Am ihrer hyperrealistischen Malweise ist deutlich die Prägung durch den Phantastischen Realismus eines Rudolf Hausner abzulesen. Mit ihm teilt Helnwein das Interesse am menschlichen Antlitz, bei ihm absolvierte er auch sein Kunststudium an der Wiener Akademie.
Mit sarkastischen Illustrationen für “Profil” und andere Magazine sicherte sich das 1948 in Linz geborene Enfant terrible bald die Wahrnemung der breiten Öffentlichkeit. Über die Jahrzehnte erweiterte Helnwein, der nach Jahren im Rheinland heute in Kalifornien und Irland lebt, vor allem sein mediales Repertoire, arbeitete unter anderem 2003 mit Schock-Rocker Marilyn Manson an Foto-, Video-, und Performance-Projekten.

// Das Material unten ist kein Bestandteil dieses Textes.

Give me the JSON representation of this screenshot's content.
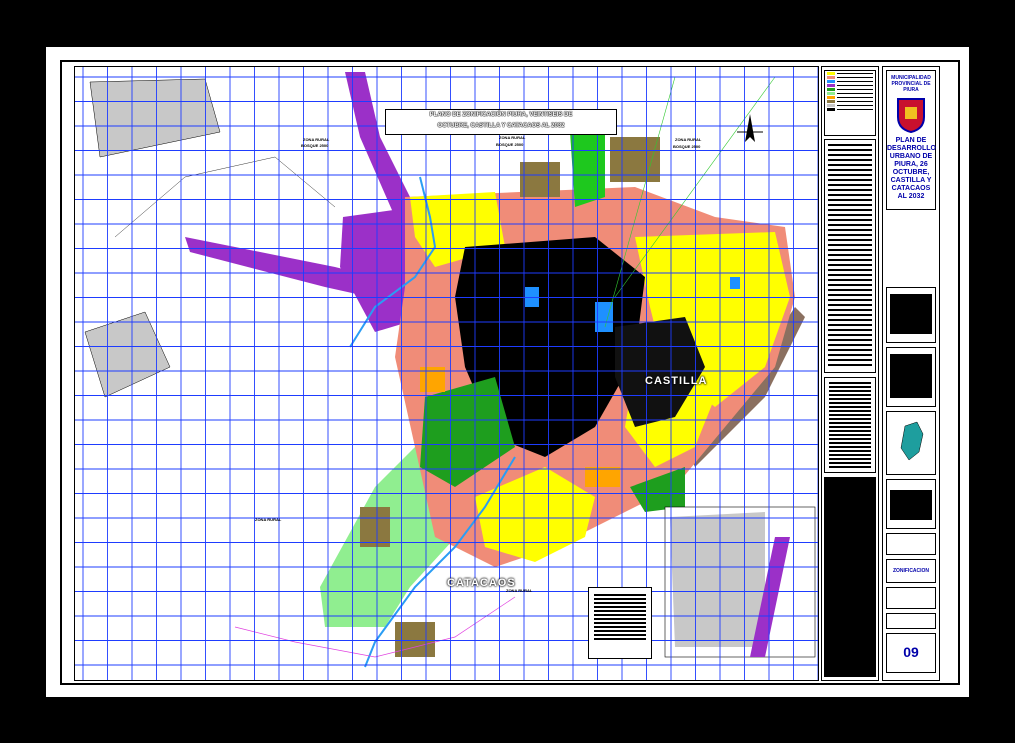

Ein Hauptwerk schuf Helnwein im Spätherbst 1988 in Köln, als er in Erinnerung an die “Reichskristallnacht” auf einem hundert Meter langen Band zwischen Dom und Ludwig-Museum eine Reihe monsteriöser Kindergesichter affichierte. Helnweins politische Kraft steht auch im Mittelpunkt dieser umfassenden Personale im Lentos. Ihr Ziel ist es, den Blick weg vom Provokateur auf den Künstler Gottfried Helnwein zu lenken.